Só falta um milagre para Roberto Carlos

Juarez Fonseca, inspirado pelo texto de Antônio Carlos Miguel, recupera uma reportagem sobre o cantor escrita há 26 anos

Para ser lido ao som de Roberto Carlos em Jesus Cristo

Arte: Gilmar Fraga

Uma iluminação espantosa, jamais vista em shows brasileiros. Um som de rara qualidade para um ginásio. Mais de 15 mil pessoas tão reverentes que só faltava beijarem o palco onde ele pisava. Coisas do Rei no dia de seu aniversário, 56 anos, sábado da semana passada, no Gigantinho, em Porto Alegre. Coisas do Rei, e de Deus. Foi a Deus que ele dedicou aquela noite, como a Deus tem atribuído seu inigualável sucesso e sua felicidade. Nunca, como agora, Roberto Carlos tem sido tão explicitamente místico.

Nas três músicas finais, o show assume uma aura quase litúrgica. Roberto ilumina-se como um mensageiro da fé. Começa com Quando eu Quero Falar com Deus e emenda em Nossa Senhora – a efígie da mãe de Jesus ocupa os dois telões laterais e o enorme painel ao fundo. Para terminar, a música Jesus Cristo, com arranjo glorificante e imagens do filho de Deus projetadas no palco. Ante tamanha manifestação de fervor, parecia estar no palco não um cantor profano mas um profeta, um apóstolo. Divaguei imaginando o dia em que Roberto Carlos se tornará um pregador e seu show inteiro será de músicas religiosas. Ele é católico, certo, mas imaginei-o fundando uma nova igreja, que nasceria com grande vantagem em relação às tantas existentes. Roberto é seguido há decênios por multidões, não há um único artista brasileiro que lhe chegue aos pés em popularidade, carisma, tempo de permanência no topo. Tudo isso faz com que não possa andar na rua como um homem comum, faz com que seja quase um recluso.

A reclusão, a sensibilidade extremada e o convívio com poucos (que o tratam como a um objeto sagrado e o protegem do mundo exterior), são fermentos do misticismo. E eu ia pensando essas coisas enquanto ele e a multidão entoavam Jesus Cristo. Olhei para o lado e, juro, vi uma senhora, emocionada, levantando nas mãos um rosário branco. Continuei pensando: mais rosários surgirão, a imagem purificada de Roberto se acentuará com a idade, ele ficará ainda mais grato, suas mensagens se intensificarão.
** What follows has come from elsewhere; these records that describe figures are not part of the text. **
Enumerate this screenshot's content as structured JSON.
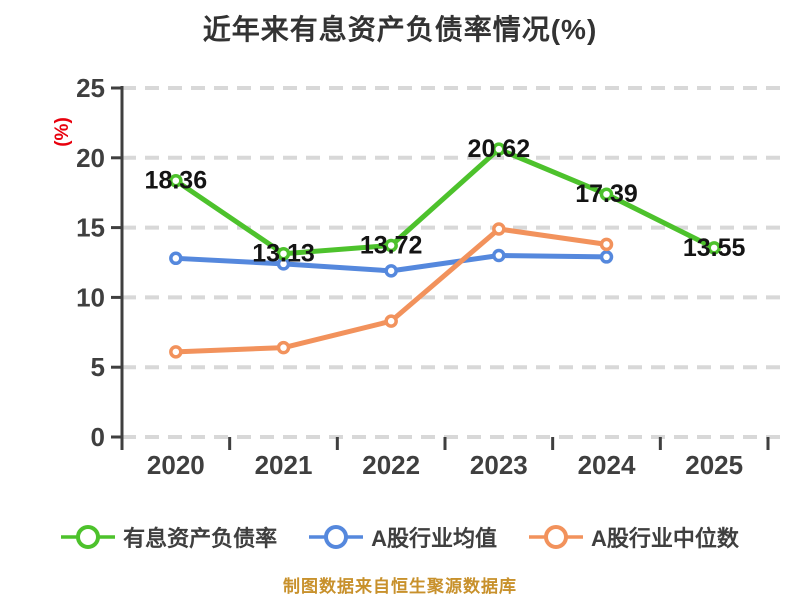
{
  "chart_data": {
    "type": "line",
    "title": "近年来有息资产负债率情况(%)",
    "title_color": "#333333",
    "ylabel": "(%)",
    "ylabel_color": "#e8000d",
    "footer": "制图数据来自恒生聚源数据库",
    "footer_color": "#c8912c",
    "categories": [
      "2020",
      "2021",
      "2022",
      "2023",
      "2024",
      "2025"
    ],
    "ylim": [
      0,
      25
    ],
    "y_ticks": [
      0,
      5,
      10,
      15,
      20,
      25
    ],
    "grid": true,
    "grid_color": "#d8d8d8",
    "axis_color": "#3f3f3f",
    "tick_label_color": "#3f3f3f",
    "data_label_color": "#141414",
    "legend_position": "bottom",
    "series": [
      {
        "name": "有息资产负债率",
        "color": "#4dc22c",
        "values": [
          18.36,
          13.13,
          13.72,
          20.62,
          17.39,
          13.55
        ],
        "data_labels": [
          "18.36",
          "13.13",
          "13.72",
          "20.62",
          "17.39",
          "13.55"
        ]
      },
      {
        "name": "A股行业均值",
        "color": "#5588dd",
        "values": [
          12.8,
          12.4,
          11.9,
          13.0,
          12.9,
          null
        ],
        "data_labels": null
      },
      {
        "name": "A股行业中位数",
        "color": "#f2925c",
        "values": [
          6.1,
          6.4,
          8.3,
          14.9,
          13.8,
          null
        ],
        "data_labels": null
      }
    ]
  }
}
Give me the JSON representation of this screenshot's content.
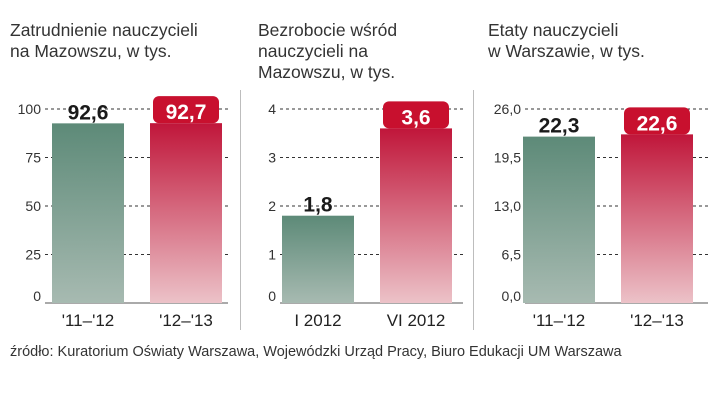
{
  "colors": {
    "prev_bar_top": "#5d8a78",
    "prev_bar_bottom": "#a7bab1",
    "curr_bar_top": "#c0163a",
    "curr_bar_bottom": "#ecc2c8",
    "curr_label_bg": "#c8102e",
    "grid": "#333333"
  },
  "chart_data": [
    {
      "type": "bar",
      "title": "Zatrudnienie nauczycieli\nna Mazowszu, w tys.",
      "categories": [
        "'11–'12",
        "'12–'13"
      ],
      "values": [
        92.6,
        92.7
      ],
      "value_labels": [
        "92,6",
        "92,7"
      ],
      "yticks": [
        "0",
        "25",
        "50",
        "75",
        "100"
      ],
      "ylim": [
        0,
        100
      ],
      "grid": true
    },
    {
      "type": "bar",
      "title": "Bezrobocie wśród\nnauczycieli na\nMazowszu, w tys.",
      "categories": [
        "I 2012",
        "VI 2012"
      ],
      "values": [
        1.8,
        3.6
      ],
      "value_labels": [
        "1,8",
        "3,6"
      ],
      "yticks": [
        "0",
        "1",
        "2",
        "3",
        "4"
      ],
      "ylim": [
        0,
        4
      ],
      "grid": true
    },
    {
      "type": "bar",
      "title": "Etaty nauczycieli\nw Warszawie, w tys.",
      "categories": [
        "'11–'12",
        "'12–'13"
      ],
      "values": [
        22.3,
        22.6
      ],
      "value_labels": [
        "22,3",
        "22,6"
      ],
      "yticks": [
        "0,0",
        "6,5",
        "13,0",
        "19,5",
        "26,0"
      ],
      "ylim": [
        0,
        26
      ],
      "grid": true
    }
  ],
  "source": "źródło: Kuratorium Oświaty Warszawa, Wojewódzki Urząd Pracy, Biuro Edukacji UM Warszawa"
}
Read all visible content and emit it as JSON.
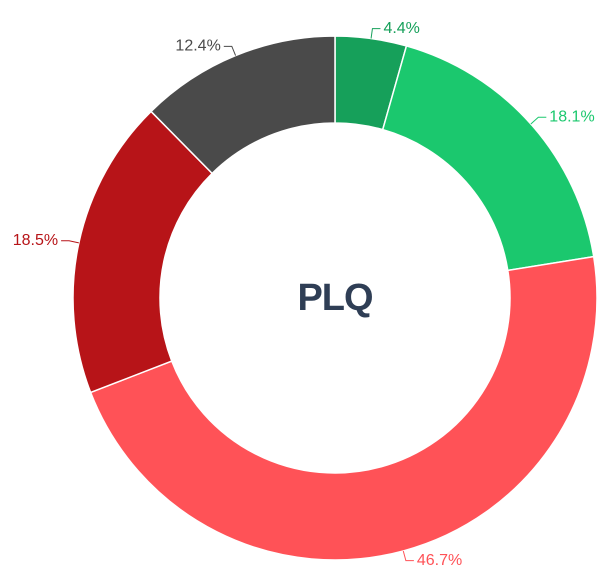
{
  "chart_data": {
    "type": "donut",
    "center_text": "PLQ",
    "values": [
      4.4,
      18.1,
      46.7,
      18.5,
      12.4
    ],
    "value_labels": [
      "4.4%",
      "18.1%",
      "46.7%",
      "18.5%",
      "12.4%"
    ],
    "colors": [
      "#16a05a",
      "#1bc86e",
      "#ff5257",
      "#b71418",
      "#4a4a4a"
    ]
  }
}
Então, vislumbrei o dia em que, durante um show, alguém abandonará a carreira de rodas e caminhará. Será o milagre que faltava…

Para quem foi coroinha em Guaíba, esse exercício de ficção ia sendo feito não sem um pouco de censura e receio. Mas não é nenhum absurdo em um país místico como o Brasil. Somos o país do Padre Cícero, de Antônio Conselheiro, do Padre Reus, de Zé Arigó, da Mãe Menininha, de Chico Xavier. Roberto Carlos é um líder absolutamente sincero em sua fé. E o povo anda carente de um novo beato. Roberto Carlos. Já imaginaram?